I can't write you to-night--before God I can't; my head is going like a steel-mill, and I'm so
sick. You will get over this somehow, and go on and do your task and win. And if the memory of my prayer can help you, that will be something. Do the work of both of us if you can. Only, if you do pull through, remember my last cry--remember the young artist! There is no other fight so worth fighting--take it upon you--shout it day and night at them--what things they do with their young artists!
God bless you,
The above is the only tidings of him, excepting the extended accounts of his death which appeared in the New York Times and the New York World for June 10 and 11, 1902, and several letters which he wrote to other people. There remains only to say a few words as to the journal.

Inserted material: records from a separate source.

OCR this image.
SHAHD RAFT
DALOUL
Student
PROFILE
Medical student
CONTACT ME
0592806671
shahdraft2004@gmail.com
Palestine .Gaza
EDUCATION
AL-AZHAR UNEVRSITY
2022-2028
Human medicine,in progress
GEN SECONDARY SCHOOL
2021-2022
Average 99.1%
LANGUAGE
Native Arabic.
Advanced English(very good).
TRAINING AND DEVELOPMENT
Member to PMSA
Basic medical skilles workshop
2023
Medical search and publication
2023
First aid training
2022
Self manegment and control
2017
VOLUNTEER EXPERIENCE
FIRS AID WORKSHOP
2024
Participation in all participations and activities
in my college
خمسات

It is scrawled upon old note-books and loose sheets of paper. The matter, although a diary, contains odd bits of his writings--one of two letters to me which he had me send back, and some extracts from an essay which a friend of mine was offering at that time to magazines in the hope of placing it for him. There is a problem about the work which I leave to others to solve--how much of it was written as dated, and how much afterward, as a piece of art, as a testament of his sorrow. Parts of it have struck me as having been composed in the latter way, and the last pages, of course, imply as much.
Extraordinary pages they are to me. That a man who was about to take his life should have written them is one of the strangest cases of artistic absorption I know of in literature. But Arthur Stirling was a man lost in his art just so--so full of it, so drunk with it, that nothing in life had other meaning to him. To quote the words he loved, from the last of his heroes, he longed for excellence "as the lion longs for his food."

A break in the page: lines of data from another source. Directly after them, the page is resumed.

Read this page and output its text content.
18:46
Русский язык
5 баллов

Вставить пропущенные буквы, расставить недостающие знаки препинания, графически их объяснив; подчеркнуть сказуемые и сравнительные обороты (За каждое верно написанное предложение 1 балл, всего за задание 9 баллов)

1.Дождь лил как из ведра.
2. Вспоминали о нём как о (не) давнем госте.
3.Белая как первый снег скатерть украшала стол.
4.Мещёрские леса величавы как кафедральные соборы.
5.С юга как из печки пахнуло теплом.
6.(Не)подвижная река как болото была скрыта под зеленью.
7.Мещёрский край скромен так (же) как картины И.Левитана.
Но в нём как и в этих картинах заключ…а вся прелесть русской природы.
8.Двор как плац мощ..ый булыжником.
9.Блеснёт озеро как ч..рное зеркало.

So he lived and so he worked; the world had no use for his work, and so he died.
NEW YORK, November 15, 1902.
* * * * * * * * * * * * READER:
I do not know if "The Valley of the Shadow" means to you what it means to me; I do not know if it means anything at all to you. But I have sought long and far for these words, to utter an all but unutterable thought.
When you walk in the forest you do not count the lives that you tread into nothingness. When you rejoice with the springtime you do not hear the cries of the young things that are choked and beaten down and dying. When you watch the wild thing in your snare you do not know the meaning of the torn limbs, and the throbbing heart, and the awful silence of the creature trapped. When you go where the poor live, and see thin faces and hungry eyes and crouching limbs, you do not think of these things either.
But I, reader--I dwell in the Valley of the Shadow.
Sometimes it is silent in my Valley, and the creatures sit in terror of their own voices; sometimes there are screams that pierce the sky; but there is never any answer in my Valley. There are quivering hands there, and racked limbs, and aching hearts, and panting souls. There is gasping struggle, glaring failure--maniac despair. For over my Valley rolls The Shadow
, a giant thing, moving with the weight of mountains. And you stare at it, you feel it; you scream, you pray, you weep; you hold up your hands to your God, you grow mad; but the Shadow moves like Time, like the sun, and the planets in the sky. It rolls over you, and it rolls on; and then you cry out no more.
It is that way in my Valley. The Shadow is the Shadow of Death.